Even when Penland is not in session, there are artists working year-round in studio spaces within the 57 buildings scattered across the 420- acre campus. With nearly 1,400 visitors every year, the grounds are a mountain wonderland for anyone to wander and observe. There’s also a gallery of student work open to the public every Saturday.

Make the thing’

That focused curriculum draws and even cultivates some serious artists.

“When I came to Penland, I fell in love with the place, and everything about it,” says Elizabeth Brim, who wandered into the school in the early ’80s as a printmaker, only to become one of the most well-respected blacksmiths in the nation while working as the school’s iron studio coordinator for nearly a decade.
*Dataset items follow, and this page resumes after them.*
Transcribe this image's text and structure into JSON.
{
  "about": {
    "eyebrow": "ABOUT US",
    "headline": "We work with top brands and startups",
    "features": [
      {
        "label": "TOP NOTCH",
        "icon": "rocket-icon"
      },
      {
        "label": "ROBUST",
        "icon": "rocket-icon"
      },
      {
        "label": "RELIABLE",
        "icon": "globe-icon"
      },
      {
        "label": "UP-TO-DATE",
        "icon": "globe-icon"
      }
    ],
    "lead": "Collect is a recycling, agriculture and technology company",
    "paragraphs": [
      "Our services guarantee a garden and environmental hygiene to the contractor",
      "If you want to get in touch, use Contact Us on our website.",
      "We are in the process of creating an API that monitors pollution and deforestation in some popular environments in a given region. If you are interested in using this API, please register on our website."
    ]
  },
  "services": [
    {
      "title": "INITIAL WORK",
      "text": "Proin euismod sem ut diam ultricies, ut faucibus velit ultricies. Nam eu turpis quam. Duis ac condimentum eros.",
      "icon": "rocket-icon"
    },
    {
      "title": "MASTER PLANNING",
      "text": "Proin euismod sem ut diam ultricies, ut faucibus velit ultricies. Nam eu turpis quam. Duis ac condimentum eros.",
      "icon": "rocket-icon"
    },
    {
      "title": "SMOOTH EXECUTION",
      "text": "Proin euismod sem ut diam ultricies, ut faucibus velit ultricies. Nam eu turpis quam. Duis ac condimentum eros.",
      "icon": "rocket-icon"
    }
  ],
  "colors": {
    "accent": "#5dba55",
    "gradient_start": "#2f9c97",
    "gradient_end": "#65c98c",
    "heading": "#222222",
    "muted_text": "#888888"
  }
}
She’s come into her own at Penland. “When I told my mother that I was taking blacksmithing classes, she told me that she did not approve of that, and that it was ‘not a very ladylike thing to do.’” So Brim began wearing a string of pearls when she would work, a look she keeps up to this day – glimmers of white poking through soot and ash from the forge.

Brim is known as a master of the craft: Among her accolades are the Alex W. Bealer award from the Artist Blacksmith Association of North America, a prestigious lifetime achievement award. Brim is also known for artistically pushing the envelope. She says she has found her style in traditional blacksmithing techniques that she likes to “twist around to make something different.” Take, for example, delicate flower petals made from black iron and hammered thin; a drapsing apron with dangling straps; or her most famous piece, hand forged high-heel shoes. She even invented a technique using compressed air to inflate metal in order to make an iron pillow for her iron tiara to perch. Somehow, in all that hammering and flame, Brim creates pieces that are as rugged as they are feminine and elegant.
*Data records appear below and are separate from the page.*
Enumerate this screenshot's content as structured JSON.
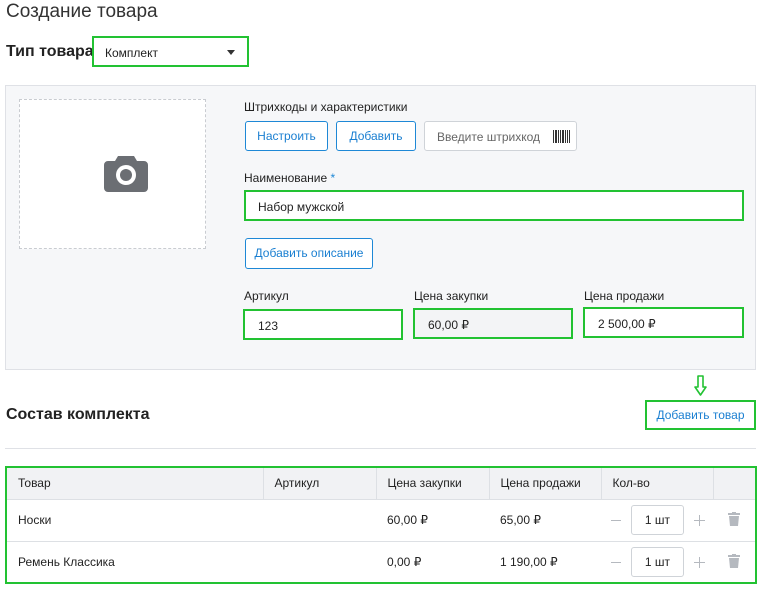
{
  "page": {
    "title": "Создание товара"
  },
  "product_type": {
    "label": "Тип товара",
    "selected": "Комплект"
  },
  "barcodes": {
    "label": "Штрихкоды и характеристики",
    "configure_label": "Настроить",
    "add_label": "Добавить",
    "placeholder": "Введите штрихкод"
  },
  "name": {
    "label": "Наименование",
    "required_mark": "*",
    "value": "Набор мужской"
  },
  "description": {
    "add_label": "Добавить описание"
  },
  "article": {
    "label": "Артикул",
    "value": "123"
  },
  "purchase_price": {
    "label": "Цена закупки",
    "value": "60,00 ₽"
  },
  "sale_price": {
    "label": "Цена продажи",
    "value": "2 500,00 ₽"
  },
  "bundle": {
    "title": "Состав комплекта",
    "add_product_label": "Добавить товар",
    "columns": [
      "Товар",
      "Артикул",
      "Цена закупки",
      "Цена продажи",
      "Кол-во"
    ],
    "rows": [
      {
        "name": "Носки",
        "article": "",
        "purchase": "60,00 ₽",
        "sale": "65,00 ₽",
        "qty": "1 шт"
      },
      {
        "name": "Ремень Классика",
        "article": "",
        "purchase": "0,00 ₽",
        "sale": "1 190,00 ₽",
        "qty": "1 шт"
      }
    ]
  },
  "colors": {
    "accent": "#1e88d6",
    "highlight": "#22c232",
    "panel_bg": "#f6f7f9"
  },
  "icons": [
    "camera-icon",
    "barcode-icon",
    "chevron-down-icon",
    "arrow-down-icon",
    "minus-icon",
    "plus-icon",
    "trash-icon"
  ]
}
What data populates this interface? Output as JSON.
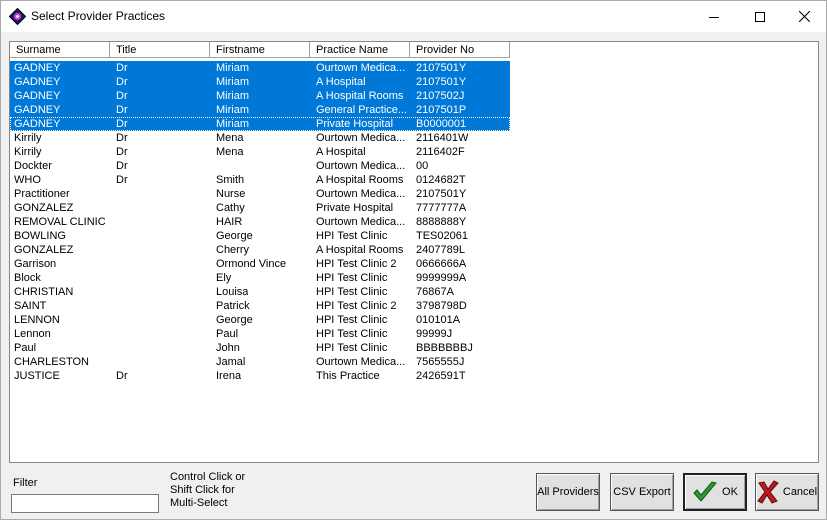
{
  "window": {
    "title": "Select Provider Practices"
  },
  "columns": [
    "Surname",
    "Title",
    "Firstname",
    "Practice Name",
    "Provider No"
  ],
  "rows": [
    {
      "surname": "GADNEY",
      "title": "Dr",
      "firstname": "Miriam",
      "practice": "Ourtown Medica...",
      "provider": "2107501Y",
      "selected": true
    },
    {
      "surname": "GADNEY",
      "title": "Dr",
      "firstname": "Miriam",
      "practice": "A Hospital",
      "provider": "2107501Y",
      "selected": true
    },
    {
      "surname": "GADNEY",
      "title": "Dr",
      "firstname": "Miriam",
      "practice": "A Hospital Rooms",
      "provider": "2107502J",
      "selected": true
    },
    {
      "surname": "GADNEY",
      "title": "Dr",
      "firstname": "Miriam",
      "practice": "General Practice...",
      "provider": "2107501P",
      "selected": true
    },
    {
      "surname": "GADNEY",
      "title": "Dr",
      "firstname": "Miriam",
      "practice": "Private Hospital",
      "provider": "B0000001",
      "selected": true,
      "focused": true
    },
    {
      "surname": "Kirrily",
      "title": "Dr",
      "firstname": "Mena",
      "practice": "Ourtown Medica...",
      "provider": "2116401W"
    },
    {
      "surname": "Kirrily",
      "title": "Dr",
      "firstname": "Mena",
      "practice": "A Hospital",
      "provider": "2116402F"
    },
    {
      "surname": "Dockter",
      "title": "Dr",
      "firstname": "",
      "practice": "Ourtown Medica...",
      "provider": "00"
    },
    {
      "surname": "WHO",
      "title": "Dr",
      "firstname": "Smith",
      "practice": "A Hospital Rooms",
      "provider": "0124682T"
    },
    {
      "surname": "Practitioner",
      "title": "",
      "firstname": "Nurse",
      "practice": "Ourtown Medica...",
      "provider": "2107501Y"
    },
    {
      "surname": "GONZALEZ",
      "title": "",
      "firstname": "Cathy",
      "practice": "Private Hospital",
      "provider": "7777777A"
    },
    {
      "surname": "REMOVAL CLINIC",
      "title": "",
      "firstname": "HAIR",
      "practice": "Ourtown Medica...",
      "provider": "8888888Y"
    },
    {
      "surname": "BOWLING",
      "title": "",
      "firstname": "George",
      "practice": "HPI Test Clinic",
      "provider": "TES02061"
    },
    {
      "surname": "GONZALEZ",
      "title": "",
      "firstname": "Cherry",
      "practice": "A Hospital Rooms",
      "provider": "2407789L"
    },
    {
      "surname": "Garrison",
      "title": "",
      "firstname": "Ormond Vince",
      "practice": "HPI Test Clinic 2",
      "provider": "0666666A"
    },
    {
      "surname": "Block",
      "title": "",
      "firstname": "Ely",
      "practice": "HPI Test Clinic",
      "provider": "9999999A"
    },
    {
      "surname": "CHRISTIAN",
      "title": "",
      "firstname": "Louisa",
      "practice": "HPI Test Clinic",
      "provider": "76867A"
    },
    {
      "surname": "SAINT",
      "title": "",
      "firstname": "Patrick",
      "practice": "HPI Test Clinic 2",
      "provider": "3798798D"
    },
    {
      "surname": "LENNON",
      "title": "",
      "firstname": "George",
      "practice": "HPI Test Clinic",
      "provider": "010101A"
    },
    {
      "surname": "Lennon",
      "title": "",
      "firstname": "Paul",
      "practice": "HPI Test Clinic",
      "provider": "99999J"
    },
    {
      "surname": "Paul",
      "title": "",
      "firstname": "John",
      "practice": "HPI Test Clinic",
      "provider": "BBBBBBBJ"
    },
    {
      "surname": "CHARLESTON",
      "title": "",
      "firstname": "Jamal",
      "practice": "Ourtown Medica...",
      "provider": "7565555J"
    },
    {
      "surname": "JUSTICE",
      "title": "Dr",
      "firstname": "Irena",
      "practice": "This Practice",
      "provider": "2426591T"
    }
  ],
  "filter": {
    "label": "Filter",
    "value": ""
  },
  "hint": [
    "Control Click or",
    "Shift Click for",
    "Multi-Select"
  ],
  "buttons": {
    "all_providers": "All Providers",
    "csv_export": "CSV Export",
    "ok": "OK",
    "cancel": "Cancel"
  },
  "colors": {
    "selection": "#0078d7",
    "ok_check": "#2e9b2e",
    "cancel_x": "#c0181e"
  }
}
Metalworker Seth Gould has found inspiration and edification at Penland, too. “I will be learning for the rest of my life, whether it be a brand new technique, or learning how to forge a certain material in a certain way,” Gould says. While building spectacularly sexy tools – sleek, curvy, finessed hammers and measuring squares and calipers – pays the bills, he has a particular fascination with obscure and lost trades. Gould’s studio is filled with ornate and complex locks, cleavers, boxes, and even a duck press. They are all crafted in classic styles, but with their own particular aesthetic.

As an Artist in Residence, Gould has spent the better part of the last three years developing puzzle boxes, an old Japanese and European Renaissance tradition of handcrafted lock boxes intricately designed to require users to move through a series of steps to open the box.

“No one has made these in a very long time, so there’s certainly no how-to manual,” he laughs while showing off the skeleton of a box the size of a suitcase. Building them must be much more of a puzzle for him as unlocking them is for the rest of us. Ten locks flex with the turn of a single key, each one, and every nut, bolt, lever, hinge, and screw, having been meticulously forged, polished, and crafted by hand. “By the time this is finished, it will require 10 to 12 steps before you can even open this box,” he says. “There is no market for these, but that’s why I’m here, is to make one. Sometimes you have to make the thing before people understand that it can be made … or that it needs to be made.”

“Art is problem solving,” Hall says, explaining the remarkable 90-year staying power of this woodland school. Penland will remain because it is a place both idyllic and practical to cultivate creative thinking. “The arts are everywhere. Art is part of your entire existence. We need it as much as we need cancer research.”